On the flip side, it helped players feel more comfortable around him and gave him better access. Katz didn’t go to parties with players, but he did visit the sports bar where head coach Dave Bliss socialized with Lobo fans after home victories. The Pit, New Mexico’s college basketball arena, saw a lot of those during that time.
Katz has several fun memories from his time with the Lobo beat, one of these being the in-state rivalry between the Lobos and the New Mexico State Aggies. He described former NMSU head coach Neil McCarthy as “one of the best villains of all time” and recalls a specific game played in Albuquerque.
“He’s smoking a clove cigarette at the bottom of the ramp, which I can’t even believe was allowed then, maybe it wasn’t. It’s certainly not allowed now,” Katz laughed. “He flipped off the crowd or whatever after beating New Mexico at The Pit, then came right to press row and pointed at us. What he said, it might have had some expletives, was basically that he showed everyone by coming up there and winning.”
A victory at The Pit was a big deal because the Lobos didn’t lose much at home. While New Mexico is not a “blue blood,” Katz said the fan support and the noise level The Pit reached is something he’ll never forget.
“It’s the state’s pro team. There is history in that building,” he said. “I don’t think the rest of the country fully appreciates how much the state cares about that program.”
New Mexico became a special place to Katz. Not only was his first real job there, that’s also where he met his wife. But in 1995, the young journalist left to California for a position at the Fresno Bee. That would become his last stop before jumping to the national level.
In 1999, Katz was in Seattle covering the NCAA Tournament and he took the opportunity to interview for a job at ESPN, where he would spend the next 18 years. It was a whole different ballgame because the company was pushing print reporters to be on air. Katz only had some local TV experience in Albuquerque and Fresno so it was a big learning curve, one that would take his career to a new level.
Today, Katz gets to do work for a lot of different entities including the NCAA, Big Ten Network and Fox Sports. Looking back, Katz admits that a lot of his success came from good luck and good timing, with a decent combination of hard work and getting out of his comfort zone.
Even some of the front page clips that helped him get his foot in the door were something he never expected to write. During his time with the Milwaukee Journal he was assigned to cover Aaron Pryor’s boxing comeback. Katz had limited knowledge of the sport, but did the best he could. It later turned out that the Albuquerque Journal editor who interviewed him was a boxing fan. That lucky coincidence showed Katz that in this business it is important to be versatile and flexible.

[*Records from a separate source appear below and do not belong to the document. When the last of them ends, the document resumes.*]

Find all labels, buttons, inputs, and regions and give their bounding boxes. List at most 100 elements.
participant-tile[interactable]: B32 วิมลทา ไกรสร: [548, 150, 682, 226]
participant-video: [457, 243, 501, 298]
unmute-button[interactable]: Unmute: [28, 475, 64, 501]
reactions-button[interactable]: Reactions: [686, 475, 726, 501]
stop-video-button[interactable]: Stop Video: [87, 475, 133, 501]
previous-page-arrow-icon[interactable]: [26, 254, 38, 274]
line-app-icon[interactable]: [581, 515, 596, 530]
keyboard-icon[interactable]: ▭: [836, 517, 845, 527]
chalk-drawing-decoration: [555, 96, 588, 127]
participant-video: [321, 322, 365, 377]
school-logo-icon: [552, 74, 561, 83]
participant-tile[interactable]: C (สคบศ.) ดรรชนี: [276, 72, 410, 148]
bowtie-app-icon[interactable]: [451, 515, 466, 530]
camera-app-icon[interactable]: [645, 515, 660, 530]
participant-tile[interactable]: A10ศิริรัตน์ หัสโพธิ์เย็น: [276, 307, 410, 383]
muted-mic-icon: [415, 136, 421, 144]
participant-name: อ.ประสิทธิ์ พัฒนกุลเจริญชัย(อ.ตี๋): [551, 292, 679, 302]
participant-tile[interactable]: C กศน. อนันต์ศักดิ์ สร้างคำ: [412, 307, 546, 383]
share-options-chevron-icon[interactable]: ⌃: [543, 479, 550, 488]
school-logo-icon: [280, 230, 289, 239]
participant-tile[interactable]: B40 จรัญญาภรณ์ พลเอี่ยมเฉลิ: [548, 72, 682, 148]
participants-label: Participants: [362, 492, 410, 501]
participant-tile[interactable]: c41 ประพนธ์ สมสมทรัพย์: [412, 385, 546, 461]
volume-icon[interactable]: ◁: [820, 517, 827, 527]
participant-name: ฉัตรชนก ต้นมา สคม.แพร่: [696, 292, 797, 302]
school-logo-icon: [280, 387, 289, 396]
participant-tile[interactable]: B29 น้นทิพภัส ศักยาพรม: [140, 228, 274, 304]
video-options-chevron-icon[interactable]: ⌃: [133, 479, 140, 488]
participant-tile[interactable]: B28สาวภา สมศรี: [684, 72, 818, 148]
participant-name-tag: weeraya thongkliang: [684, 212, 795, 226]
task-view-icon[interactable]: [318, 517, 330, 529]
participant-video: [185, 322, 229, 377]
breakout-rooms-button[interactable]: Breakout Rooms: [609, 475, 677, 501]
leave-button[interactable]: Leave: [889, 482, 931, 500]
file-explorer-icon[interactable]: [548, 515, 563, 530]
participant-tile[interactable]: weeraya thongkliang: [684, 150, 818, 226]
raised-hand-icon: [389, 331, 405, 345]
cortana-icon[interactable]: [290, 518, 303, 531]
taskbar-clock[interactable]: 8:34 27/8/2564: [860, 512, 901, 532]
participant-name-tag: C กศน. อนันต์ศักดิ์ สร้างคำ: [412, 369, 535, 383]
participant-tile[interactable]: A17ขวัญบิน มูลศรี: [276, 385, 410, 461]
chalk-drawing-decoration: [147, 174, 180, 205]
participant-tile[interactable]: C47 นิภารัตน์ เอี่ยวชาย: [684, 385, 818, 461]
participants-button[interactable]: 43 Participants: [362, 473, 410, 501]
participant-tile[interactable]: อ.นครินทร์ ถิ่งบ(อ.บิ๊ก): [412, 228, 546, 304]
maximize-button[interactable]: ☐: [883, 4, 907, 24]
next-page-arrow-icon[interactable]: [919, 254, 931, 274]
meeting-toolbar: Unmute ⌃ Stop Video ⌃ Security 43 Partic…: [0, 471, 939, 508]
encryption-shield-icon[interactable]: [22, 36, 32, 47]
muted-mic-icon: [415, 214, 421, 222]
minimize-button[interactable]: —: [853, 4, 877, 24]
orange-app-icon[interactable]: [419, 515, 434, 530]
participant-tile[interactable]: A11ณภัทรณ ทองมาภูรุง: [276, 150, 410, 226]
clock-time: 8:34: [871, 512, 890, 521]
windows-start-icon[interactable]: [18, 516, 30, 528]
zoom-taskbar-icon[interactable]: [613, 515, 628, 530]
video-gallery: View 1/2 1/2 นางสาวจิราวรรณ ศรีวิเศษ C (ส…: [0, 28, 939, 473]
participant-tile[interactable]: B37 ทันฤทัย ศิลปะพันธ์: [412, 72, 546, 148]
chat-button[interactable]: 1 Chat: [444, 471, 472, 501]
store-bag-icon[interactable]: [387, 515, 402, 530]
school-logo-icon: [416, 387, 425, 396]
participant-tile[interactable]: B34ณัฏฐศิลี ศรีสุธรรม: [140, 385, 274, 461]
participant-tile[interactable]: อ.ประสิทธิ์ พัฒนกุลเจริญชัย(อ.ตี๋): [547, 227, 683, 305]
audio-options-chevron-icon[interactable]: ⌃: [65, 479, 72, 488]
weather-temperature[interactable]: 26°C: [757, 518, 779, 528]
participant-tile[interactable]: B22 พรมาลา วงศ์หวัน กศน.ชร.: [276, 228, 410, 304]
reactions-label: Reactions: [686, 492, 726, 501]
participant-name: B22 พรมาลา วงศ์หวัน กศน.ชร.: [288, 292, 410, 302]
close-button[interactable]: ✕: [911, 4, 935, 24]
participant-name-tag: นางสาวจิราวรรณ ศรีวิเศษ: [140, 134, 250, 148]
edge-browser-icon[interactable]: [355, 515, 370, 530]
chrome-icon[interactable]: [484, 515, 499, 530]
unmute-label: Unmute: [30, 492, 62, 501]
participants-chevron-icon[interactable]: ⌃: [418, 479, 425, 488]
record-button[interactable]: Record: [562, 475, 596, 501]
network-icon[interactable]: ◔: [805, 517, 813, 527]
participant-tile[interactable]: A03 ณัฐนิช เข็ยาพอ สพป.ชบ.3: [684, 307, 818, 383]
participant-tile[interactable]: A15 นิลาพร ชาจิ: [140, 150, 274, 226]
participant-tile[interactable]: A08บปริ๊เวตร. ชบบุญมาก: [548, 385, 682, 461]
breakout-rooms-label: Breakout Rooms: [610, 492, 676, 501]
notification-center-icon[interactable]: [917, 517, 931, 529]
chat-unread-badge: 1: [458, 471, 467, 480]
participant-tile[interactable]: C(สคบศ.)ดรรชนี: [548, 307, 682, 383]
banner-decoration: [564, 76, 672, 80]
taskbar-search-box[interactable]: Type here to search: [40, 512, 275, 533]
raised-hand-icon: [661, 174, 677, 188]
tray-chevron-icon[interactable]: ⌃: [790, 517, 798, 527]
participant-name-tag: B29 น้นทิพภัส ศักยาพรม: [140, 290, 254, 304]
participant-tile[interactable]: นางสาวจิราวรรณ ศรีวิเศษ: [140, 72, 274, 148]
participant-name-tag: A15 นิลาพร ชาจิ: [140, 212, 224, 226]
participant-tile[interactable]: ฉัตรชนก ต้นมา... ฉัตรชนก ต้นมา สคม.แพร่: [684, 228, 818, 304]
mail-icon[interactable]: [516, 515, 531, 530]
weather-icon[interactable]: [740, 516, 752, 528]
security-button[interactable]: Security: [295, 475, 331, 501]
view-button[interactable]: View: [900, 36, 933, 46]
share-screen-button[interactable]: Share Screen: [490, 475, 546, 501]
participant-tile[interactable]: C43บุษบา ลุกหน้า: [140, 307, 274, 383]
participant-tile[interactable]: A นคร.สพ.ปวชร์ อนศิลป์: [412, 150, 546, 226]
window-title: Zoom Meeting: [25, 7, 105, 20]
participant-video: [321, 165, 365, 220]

However, he pointed out that finding a beat is still the best way to learn the craft because it taught him how to show up everyday and be accountable. His first two jobs were at local news outlets, but the experience he gained there got him to where he is today.
“My five years in Albuquerque and four years in Fresno, while there were a lot of challenges and a lot of growth, I wouldn’t trade it for the world,” he said. “It wasn’t easy at first but I definitely grew as a journalist and a person by being out of my comfort zone. I still think it’s the way to go, to immerse yourself in an uncomfortable situation.”